Los cuatro platos que sostienen una semana

Una semana no se sostiene sobre catorce recetas: se sostiene sobre tres o cuatro que sabes hacer sin mirar y que aguantan de un día para otro. El resto es adorno, y el adorno es lo que se cae cuando la semana se complica.

Los cuatro salen de despensa y de nevera básica, así que la lista de la compra de una semana que se apoye en ellos es corta y se repite.

Cómo montar el tuyo, si lo haces a mano

Cinco pasos, en este orden, que es el que evita rehacerlo entero a mitad:

  1. Cuenta los huecos de verdad. No catorce por defecto: quita las comidas fuera y los días que ya sabes que no vas a cocinar. Casi siempre quedan ocho o nueve.
  2. Reparte por tiempo antes que por plato. Mira qué días tienes cuarenta minutos y cuáles quince. Los quince minutos son los que deciden si el menú sobrevive.
  3. Elige primero las cenas, que es la lista corta.
  4. Repite a propósito. Marca dos huecos como «lo del lunes» y ahórrate dos decisiones y media compra.
  5. Haz la lista de la compra por pasillos, no por platos. Es el paso que convierte catorce recetas en un solo recorrido por el supermercado.
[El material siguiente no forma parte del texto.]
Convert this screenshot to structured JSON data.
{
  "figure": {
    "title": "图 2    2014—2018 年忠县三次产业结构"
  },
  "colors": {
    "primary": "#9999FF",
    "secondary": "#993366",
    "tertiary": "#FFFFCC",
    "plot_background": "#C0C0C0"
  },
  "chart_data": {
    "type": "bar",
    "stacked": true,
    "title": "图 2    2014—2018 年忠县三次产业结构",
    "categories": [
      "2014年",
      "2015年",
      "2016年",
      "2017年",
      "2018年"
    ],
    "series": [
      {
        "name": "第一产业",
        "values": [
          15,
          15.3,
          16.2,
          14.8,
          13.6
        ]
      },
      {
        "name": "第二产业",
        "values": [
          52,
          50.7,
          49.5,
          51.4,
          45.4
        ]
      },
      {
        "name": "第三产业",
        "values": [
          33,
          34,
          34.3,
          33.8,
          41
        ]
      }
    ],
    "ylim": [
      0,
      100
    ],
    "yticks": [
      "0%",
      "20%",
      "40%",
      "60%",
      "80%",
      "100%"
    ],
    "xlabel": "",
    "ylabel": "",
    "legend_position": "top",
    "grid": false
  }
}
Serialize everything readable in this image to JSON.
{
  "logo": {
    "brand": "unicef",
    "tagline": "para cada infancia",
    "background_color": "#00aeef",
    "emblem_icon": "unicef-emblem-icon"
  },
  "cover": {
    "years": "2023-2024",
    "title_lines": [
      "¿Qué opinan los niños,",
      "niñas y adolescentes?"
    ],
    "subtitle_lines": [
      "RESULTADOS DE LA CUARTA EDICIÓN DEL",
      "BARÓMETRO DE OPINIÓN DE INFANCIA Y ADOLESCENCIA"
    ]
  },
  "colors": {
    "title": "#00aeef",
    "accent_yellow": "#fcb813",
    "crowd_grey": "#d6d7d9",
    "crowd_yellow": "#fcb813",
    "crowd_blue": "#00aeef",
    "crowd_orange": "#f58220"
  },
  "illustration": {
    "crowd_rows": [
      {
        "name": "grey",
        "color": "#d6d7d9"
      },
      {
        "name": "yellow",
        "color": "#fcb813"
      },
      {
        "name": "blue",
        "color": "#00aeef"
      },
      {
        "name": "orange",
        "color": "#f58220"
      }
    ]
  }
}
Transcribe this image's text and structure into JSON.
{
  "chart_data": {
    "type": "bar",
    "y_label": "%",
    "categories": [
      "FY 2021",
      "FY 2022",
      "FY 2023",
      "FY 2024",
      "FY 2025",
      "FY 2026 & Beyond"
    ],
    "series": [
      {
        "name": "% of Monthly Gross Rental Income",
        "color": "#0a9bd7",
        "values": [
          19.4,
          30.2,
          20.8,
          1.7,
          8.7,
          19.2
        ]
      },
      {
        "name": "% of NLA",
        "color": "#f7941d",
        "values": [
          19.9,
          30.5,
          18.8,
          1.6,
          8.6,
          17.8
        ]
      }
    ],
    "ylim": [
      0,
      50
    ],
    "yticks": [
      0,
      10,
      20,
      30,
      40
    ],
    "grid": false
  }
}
Y si prefieres no montar nada, hay catorce menús semanales ya calculados: la misma semana que ves arriba, hecha para seis perfiles distintos —económico, alto en proteína, vegetariano, vegano, sin gluten y rápido— con su lista de la compra por pasillos y su cuenta. Ninguno repite un plato de otro.

Si algún día quieres empezar por platos concretos en vez de por el calendario, las veinte recetas más baratas funcionan bien como base de una semana: son baratas de verdad, aguantan bien de un día para otro y trece de las veinte se hacen en veinticinco minutos.

Lo que un menú semanal no arregla

No arregla el hambre de las seis de la tarde, que es de lo que más se cae de los planes. No arregla que la verdura fresca dure lo que dura. Y no hace que cocinar guste a quien no le gusta: hace que cueste menos decidir, que es otra cosa y es la que se puede automatizar.

Lo que sí hace, y es medible, está arriba en la tabla: catorce comidas, menos de seis horas de cocina y una sola compra.

Para probarlo esta semana

Preguntas rápidas

¿Cuánto se tarda en cocinar un menú semanal entero?

Una semana de catorce comidas del recetario de Forko son menos de seis horas de cocina en total, con una mediana de veinticinco minutos por plato. Lo que se tarda de verdad no es cocinar: es decidir, y eso es lo que ahorra tener el menú hecho.

¿Cuántos días conviene planificar?

Tres, y hacer la compra para la semana. Un calendario de siete días cerrados el domingo por la noche ya no describe la semana el miércoles: una comida fuera, un día que se alarga y el plan queda desfasado. Forko planifica tres días en el alta y deja el resto vacío a propósito.

¿Está mal repetir platos en un menú semanal?

No. La variedad es una comodidad, no un requisito. Antes repetir el guiso del lunes el jueves que dejar un hueco sin nada: el hueco es lo que hace que se pida una pizza y se dé la semana por perdida. El generador de Forko sigue esa misma jerarquía.

¿Vale cualquier receta para cenar?

No. De las 323 recetas del recetario, cuarenta valen solo para cenar y nueve solo para comer. Es la razón número uno por la que se caen los menús caseros: se planifican catorce comidas iguales y luego el guiso del jueves a las diez de la noche no se lo come nadie.